60. Packham DK, Rasmussen HS, Lavin PT, et al. Ciclosilicato di zirconio di sodio in iperkaliemia. N Ingl J Med. 2015;372:222–231.
61. Meaney CJ, Beccari MV, Yang Y, et al. Revisione sistematica e Meta-analisi di Patiromer e ciclosilicato di zirconio sodico: un nuovo Armamentario per il trattamento dell’iperkaliemia. 2017 Aprile;37 (4):401-411.
62. Blumberg A, Roser HW, Zehnder C, et al. Potassio plasmatico in pazienti con insufficienza renale terminale durante e dopo emodialisi; relazione con rimozione dialitica del potassio e potassio corporeo totale. Trapianto di Nefrol Dial. 1997;12:1629–1634.

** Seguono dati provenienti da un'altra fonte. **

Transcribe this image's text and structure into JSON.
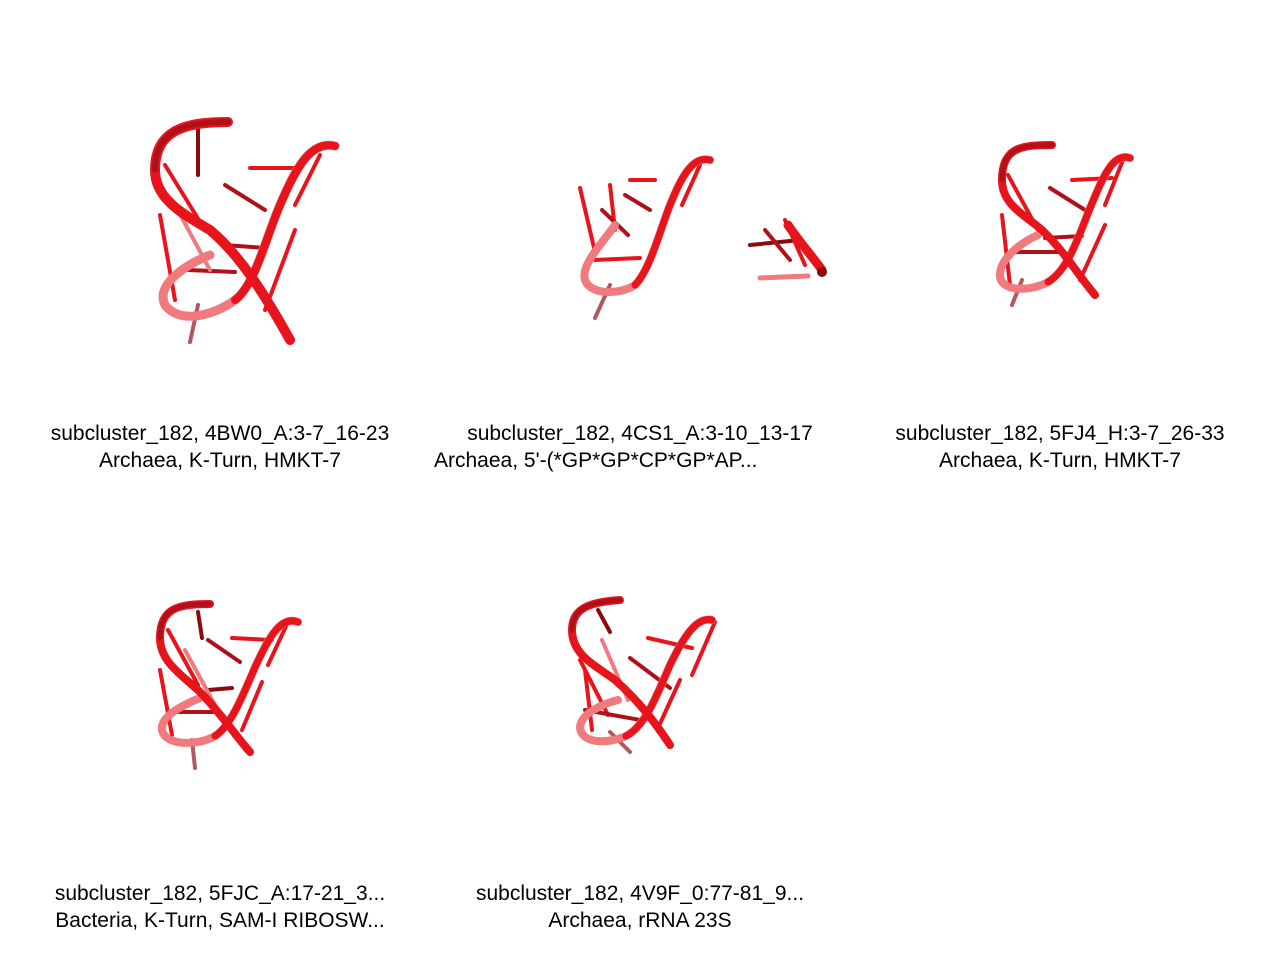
{
  "colors": {
    "strand": "#e8141c",
    "strand_dark": "#8a0a0e",
    "strand_light": "#f07a7e",
    "background": "#ffffff",
    "text": "#000000"
  },
  "panels": [
    {
      "id": "p1",
      "line1": "subcluster_182, 4BW0_A:3-7_16-23",
      "line2": "Archaea, K-Turn, HMKT-7",
      "icon": "rna-kturn-structure-icon"
    },
    {
      "id": "p2",
      "line1": "subcluster_182, 4CS1_A:3-10_13-17",
      "line2": "Archaea, 5'-(*GP*GP*CP*GP*AP...",
      "icon": "rna-fragment-structure-icon"
    },
    {
      "id": "p3",
      "line1": "subcluster_182, 5FJ4_H:3-7_26-33",
      "line2": "Archaea, K-Turn, HMKT-7",
      "icon": "rna-kturn-structure-icon"
    },
    {
      "id": "p4",
      "line1": "subcluster_182, 5FJC_A:17-21_3...",
      "line2": "Bacteria, K-Turn, SAM-I RIBOSW...",
      "icon": "rna-kturn-structure-icon"
    },
    {
      "id": "p5",
      "line1": "subcluster_182, 4V9F_0:77-81_9...",
      "line2": "Archaea, rRNA 23S",
      "icon": "rna-kturn-structure-icon"
    }
  ]
}
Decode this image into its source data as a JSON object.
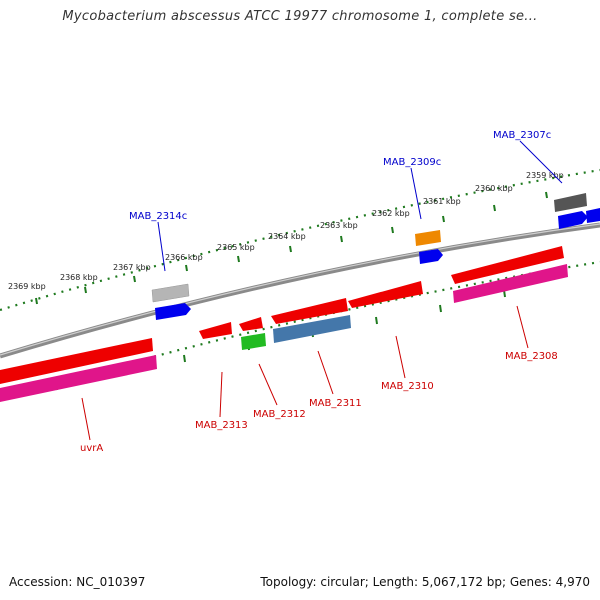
{
  "header": {
    "title": "Mycobacterium abscessus ATCC 19977 chromosome 1, complete se..."
  },
  "footer": {
    "accession": "Accession: NC_010397",
    "info": "Topology: circular; Length: 5,067,172 bp; Genes: 4,970"
  },
  "colors": {
    "backbone": "#888888",
    "tick": "#1f7a1f",
    "label_top": "#0000cc",
    "label_bottom": "#cc0000",
    "gene_red": "#ee0000",
    "gene_pink": "#e0158a",
    "gene_blue": "#0000ee",
    "gene_gray": "#aaaaaa",
    "gene_darkgray": "#555555",
    "gene_orange": "#ee8800",
    "gene_green": "#22bb22",
    "gene_steel": "#4477aa"
  },
  "scale": {
    "ticks": [
      "2369 kbp",
      "2368 kbp",
      "2367 kbp",
      "2366 kbp",
      "2365 kbp",
      "2364 kbp",
      "2363 kbp",
      "2362 kbp",
      "2361 kbp",
      "2360 kbp",
      "2359 kbp"
    ]
  },
  "gene_labels": {
    "top": [
      "MAB_2314c",
      "MAB_2309c",
      "MAB_2307c"
    ],
    "bottom": [
      "uvrA",
      "MAB_2313",
      "MAB_2312",
      "MAB_2311",
      "MAB_2310",
      "MAB_2308"
    ]
  }
}
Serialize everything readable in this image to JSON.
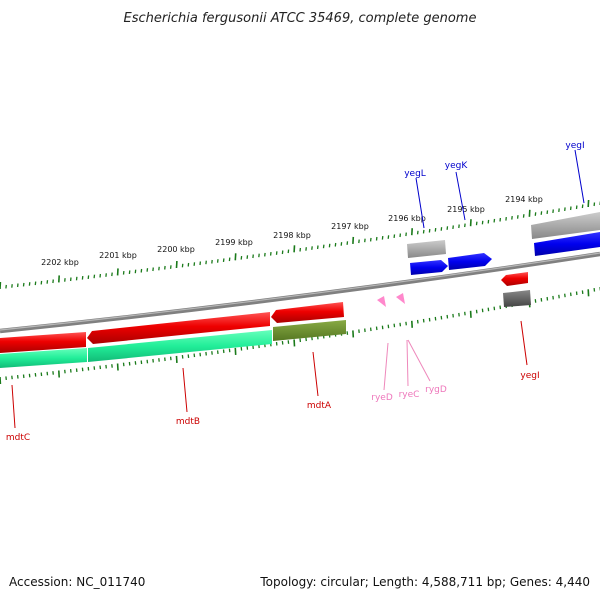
{
  "title": "Escherichia fergusonii ATCC 35469, complete genome",
  "footer": {
    "accession": "Accession: NC_011740",
    "summary": "Topology: circular; Length: 4,588,711 bp; Genes: 4,440"
  },
  "colors": {
    "tick": "#1a7a1a",
    "forward_cds": "#0000e6",
    "reverse_cds": "#e60000",
    "reverse_rna_band": "#1aff99",
    "gene_label_forward": "#0000cc",
    "gene_label_reverse": "#cc0000",
    "srna": "#ff88cc",
    "srna_label": "#ee77bb",
    "backbone": "#777777"
  },
  "scale_labels": [
    "2202 kbp",
    "2201 kbp",
    "2200 kbp",
    "2199 kbp",
    "2198 kbp",
    "2197 kbp",
    "2196 kbp",
    "2195 kbp",
    "2194 kbp"
  ],
  "genes": [
    {
      "name": "yegL",
      "strand": "forward"
    },
    {
      "name": "yegK",
      "strand": "forward"
    },
    {
      "name": "yegI",
      "strand": "forward"
    },
    {
      "name": "mdtC",
      "strand": "reverse"
    },
    {
      "name": "mdtB",
      "strand": "reverse"
    },
    {
      "name": "mdtA",
      "strand": "reverse"
    },
    {
      "name": "yegI",
      "strand": "reverse"
    },
    {
      "name": "ryeD",
      "strand": "reverse"
    },
    {
      "name": "ryeC",
      "strand": "reverse"
    },
    {
      "name": "rygD",
      "strand": "reverse"
    }
  ]
}
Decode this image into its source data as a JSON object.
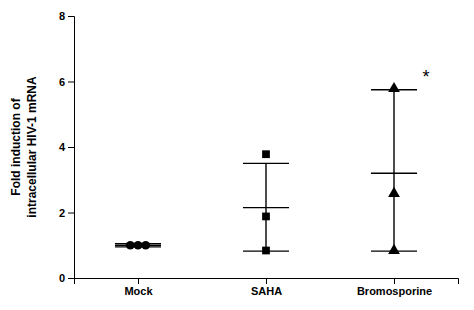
{
  "chart_data": {
    "type": "dot",
    "categories": [
      "Mock",
      "SAHA",
      "Bromosporine"
    ],
    "values": [
      1.0,
      2.15,
      3.2
    ],
    "error_high": [
      1.05,
      3.5,
      5.75
    ],
    "error_low": [
      0.95,
      0.82,
      0.82
    ],
    "points": [
      {
        "marker": "circle",
        "values": [
          1.0,
          1.0,
          1.0
        ]
      },
      {
        "marker": "square",
        "values": [
          3.78,
          1.88,
          0.84
        ]
      },
      {
        "marker": "triangle",
        "values": [
          5.78,
          2.58,
          0.84
        ]
      }
    ],
    "ylabel": "Fold induction of\nintracellular HIV-1 mRNA",
    "ylim": [
      0,
      8
    ],
    "yticks": [
      0,
      2,
      4,
      6,
      8
    ],
    "annotations": [
      {
        "text": "*",
        "category": "Bromosporine"
      }
    ],
    "color": "#000000",
    "grid": false
  }
}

63. Feig P, Shook A, Sterns R. Effetto della rimozione del potassio durante l’emodialisi sulla concentrazione plasmatica di potassio. Nefrone. 1981;27:25–30.
64. Agar BU, Culleton BF, Fluck R, Leypoldt JK. Cinetica del potassio durante l’emodialisi. Emodial Int. 2015;19:23–32.
65. Alfonzo AV, Simpson K, Deighan C, Campbell S, Fox J. Modifications to advanced life support in renal failure. Resuscitation 2007;73:12–28.